Thursday, January 7, 2010: 4:00 PM
Elizabeth Ballroom A (Hyatt)
Emily Berquist
,
California State University, Long Beach, Long Beach, CA
Historians of science in the Spanish Empire are beginning to recognize the importance of unofficial networks formed among amateur natural historians and local (often indigenous) peoples in generating natural history data in the late colonial period, but documentation on these interactions is scarce. This paper on the botanical research of a Spanish Bishop in late Bourbon Peru overcomes this disadvantage by supplementing traditional archival sources with visual culture materials, including three volumes of botanical watercolors he commissioned from local artisans.
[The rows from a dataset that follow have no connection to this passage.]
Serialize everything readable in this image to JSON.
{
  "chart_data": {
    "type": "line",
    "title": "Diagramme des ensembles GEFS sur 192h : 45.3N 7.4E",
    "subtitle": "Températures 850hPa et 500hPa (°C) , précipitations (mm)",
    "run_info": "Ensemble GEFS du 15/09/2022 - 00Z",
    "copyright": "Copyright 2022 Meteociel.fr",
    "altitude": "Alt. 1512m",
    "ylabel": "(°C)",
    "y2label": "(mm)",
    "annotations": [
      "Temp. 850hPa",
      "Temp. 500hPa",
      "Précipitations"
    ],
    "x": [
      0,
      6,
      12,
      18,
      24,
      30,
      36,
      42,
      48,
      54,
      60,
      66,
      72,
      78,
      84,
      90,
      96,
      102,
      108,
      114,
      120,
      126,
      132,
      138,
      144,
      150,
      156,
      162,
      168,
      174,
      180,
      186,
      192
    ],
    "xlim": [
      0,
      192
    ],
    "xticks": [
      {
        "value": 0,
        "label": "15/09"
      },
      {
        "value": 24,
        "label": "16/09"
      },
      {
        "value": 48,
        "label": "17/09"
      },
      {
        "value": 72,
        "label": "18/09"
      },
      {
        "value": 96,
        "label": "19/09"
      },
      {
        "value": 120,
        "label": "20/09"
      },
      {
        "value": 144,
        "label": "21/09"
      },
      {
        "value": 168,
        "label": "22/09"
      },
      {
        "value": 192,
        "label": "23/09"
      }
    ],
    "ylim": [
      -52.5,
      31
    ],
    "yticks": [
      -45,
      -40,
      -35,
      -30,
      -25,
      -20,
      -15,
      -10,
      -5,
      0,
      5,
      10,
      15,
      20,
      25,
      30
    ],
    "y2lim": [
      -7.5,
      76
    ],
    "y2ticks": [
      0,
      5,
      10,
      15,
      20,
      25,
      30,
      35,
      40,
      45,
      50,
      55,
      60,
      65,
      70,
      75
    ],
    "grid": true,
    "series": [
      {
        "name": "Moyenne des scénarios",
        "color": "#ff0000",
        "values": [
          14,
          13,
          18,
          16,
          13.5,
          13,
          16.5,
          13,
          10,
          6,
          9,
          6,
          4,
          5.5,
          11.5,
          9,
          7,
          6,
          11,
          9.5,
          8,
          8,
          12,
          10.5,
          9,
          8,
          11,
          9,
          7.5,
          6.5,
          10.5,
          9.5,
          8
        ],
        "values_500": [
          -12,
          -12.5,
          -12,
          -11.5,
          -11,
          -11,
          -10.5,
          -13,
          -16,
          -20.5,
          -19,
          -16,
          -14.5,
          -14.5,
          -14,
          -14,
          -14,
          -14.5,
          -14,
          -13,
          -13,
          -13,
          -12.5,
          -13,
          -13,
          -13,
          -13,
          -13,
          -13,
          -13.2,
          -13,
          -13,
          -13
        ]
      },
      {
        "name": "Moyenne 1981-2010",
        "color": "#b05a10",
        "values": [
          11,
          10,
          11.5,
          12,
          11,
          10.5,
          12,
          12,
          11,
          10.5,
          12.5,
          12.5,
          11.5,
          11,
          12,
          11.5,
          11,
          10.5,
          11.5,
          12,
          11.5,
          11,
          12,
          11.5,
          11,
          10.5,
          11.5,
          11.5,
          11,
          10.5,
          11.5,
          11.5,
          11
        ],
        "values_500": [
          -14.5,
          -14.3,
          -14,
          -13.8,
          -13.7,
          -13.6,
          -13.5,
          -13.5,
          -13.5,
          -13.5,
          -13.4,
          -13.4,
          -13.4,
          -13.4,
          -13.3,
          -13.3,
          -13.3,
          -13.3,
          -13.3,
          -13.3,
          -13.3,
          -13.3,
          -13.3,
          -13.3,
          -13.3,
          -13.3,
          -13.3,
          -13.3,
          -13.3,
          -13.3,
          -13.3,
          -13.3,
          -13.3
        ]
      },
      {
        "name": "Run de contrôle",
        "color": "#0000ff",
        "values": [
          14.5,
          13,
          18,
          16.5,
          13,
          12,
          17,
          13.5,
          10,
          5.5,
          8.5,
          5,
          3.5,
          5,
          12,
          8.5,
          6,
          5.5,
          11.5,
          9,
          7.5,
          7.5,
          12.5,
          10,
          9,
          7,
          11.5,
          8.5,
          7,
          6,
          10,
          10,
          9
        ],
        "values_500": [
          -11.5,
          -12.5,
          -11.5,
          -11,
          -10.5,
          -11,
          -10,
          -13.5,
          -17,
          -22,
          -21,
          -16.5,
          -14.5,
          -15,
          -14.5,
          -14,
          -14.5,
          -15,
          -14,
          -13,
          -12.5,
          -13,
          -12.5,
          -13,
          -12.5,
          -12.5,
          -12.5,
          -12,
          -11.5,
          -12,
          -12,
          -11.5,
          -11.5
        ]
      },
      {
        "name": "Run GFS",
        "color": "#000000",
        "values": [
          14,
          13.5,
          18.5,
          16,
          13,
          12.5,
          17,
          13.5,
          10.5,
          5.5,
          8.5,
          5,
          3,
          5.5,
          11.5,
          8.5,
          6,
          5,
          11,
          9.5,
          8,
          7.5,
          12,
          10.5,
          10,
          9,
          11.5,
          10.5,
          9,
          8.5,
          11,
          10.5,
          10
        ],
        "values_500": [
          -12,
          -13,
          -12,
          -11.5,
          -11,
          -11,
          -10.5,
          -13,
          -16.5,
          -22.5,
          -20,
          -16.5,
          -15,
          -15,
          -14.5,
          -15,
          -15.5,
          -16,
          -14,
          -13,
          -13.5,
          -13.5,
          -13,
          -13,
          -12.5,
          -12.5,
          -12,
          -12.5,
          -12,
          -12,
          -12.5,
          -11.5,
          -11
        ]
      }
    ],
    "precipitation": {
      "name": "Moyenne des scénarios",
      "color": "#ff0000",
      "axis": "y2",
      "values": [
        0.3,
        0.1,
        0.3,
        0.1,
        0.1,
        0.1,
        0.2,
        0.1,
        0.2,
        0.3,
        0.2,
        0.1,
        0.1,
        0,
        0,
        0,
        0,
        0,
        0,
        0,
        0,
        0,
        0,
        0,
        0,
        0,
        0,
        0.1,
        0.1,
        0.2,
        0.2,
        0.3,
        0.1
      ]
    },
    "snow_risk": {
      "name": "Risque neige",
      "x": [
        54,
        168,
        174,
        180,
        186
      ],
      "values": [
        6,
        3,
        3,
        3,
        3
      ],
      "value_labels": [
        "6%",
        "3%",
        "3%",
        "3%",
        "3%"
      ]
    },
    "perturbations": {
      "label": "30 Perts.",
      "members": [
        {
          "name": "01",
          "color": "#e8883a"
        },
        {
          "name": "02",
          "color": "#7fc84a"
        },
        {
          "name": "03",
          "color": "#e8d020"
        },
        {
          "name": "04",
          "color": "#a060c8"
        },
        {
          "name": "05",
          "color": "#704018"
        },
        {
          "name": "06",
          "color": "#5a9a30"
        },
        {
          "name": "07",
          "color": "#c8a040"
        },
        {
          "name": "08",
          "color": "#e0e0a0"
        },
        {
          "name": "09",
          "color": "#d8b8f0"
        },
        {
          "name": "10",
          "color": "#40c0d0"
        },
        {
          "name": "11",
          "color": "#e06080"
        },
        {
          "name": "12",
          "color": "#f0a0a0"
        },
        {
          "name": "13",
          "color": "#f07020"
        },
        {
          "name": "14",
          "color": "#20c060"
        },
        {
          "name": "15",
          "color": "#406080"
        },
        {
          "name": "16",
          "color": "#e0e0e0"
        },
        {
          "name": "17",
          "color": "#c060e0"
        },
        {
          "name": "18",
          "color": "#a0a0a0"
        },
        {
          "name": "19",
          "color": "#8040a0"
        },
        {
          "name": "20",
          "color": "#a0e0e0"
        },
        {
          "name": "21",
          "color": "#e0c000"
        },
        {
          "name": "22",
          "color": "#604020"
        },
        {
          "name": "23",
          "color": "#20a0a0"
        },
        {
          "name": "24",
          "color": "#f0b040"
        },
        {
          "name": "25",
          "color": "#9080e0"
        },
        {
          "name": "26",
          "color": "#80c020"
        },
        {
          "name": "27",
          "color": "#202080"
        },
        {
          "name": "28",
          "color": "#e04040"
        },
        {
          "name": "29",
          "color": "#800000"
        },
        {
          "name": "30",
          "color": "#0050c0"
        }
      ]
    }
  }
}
Like most Bourbon functionaries, Bishop Martínez Compañón intended for his natural history information to focus on the practical matters that most interested royal reformers, especially commercial and medicinal plants. But despite this push for useful information, his local collaborators inevitably imbued his project with their own cultural perspectives and agendas. The botanical data and images produced by the local artisans of Trujillo tell of unsanctioned practices in medicine, drug use, and birth control. This segment of my larger book project demonstrates how even though the Bishop’s natural history work intended to portray the plebeians of Trujillo as obedient subjects and useful vassals, through their scientific collaboration the local artisans managed to insert their own views, perspectives, and histories into his natural history project, thus projecting their own agenda onto the science of empire of late Bourbon Spain.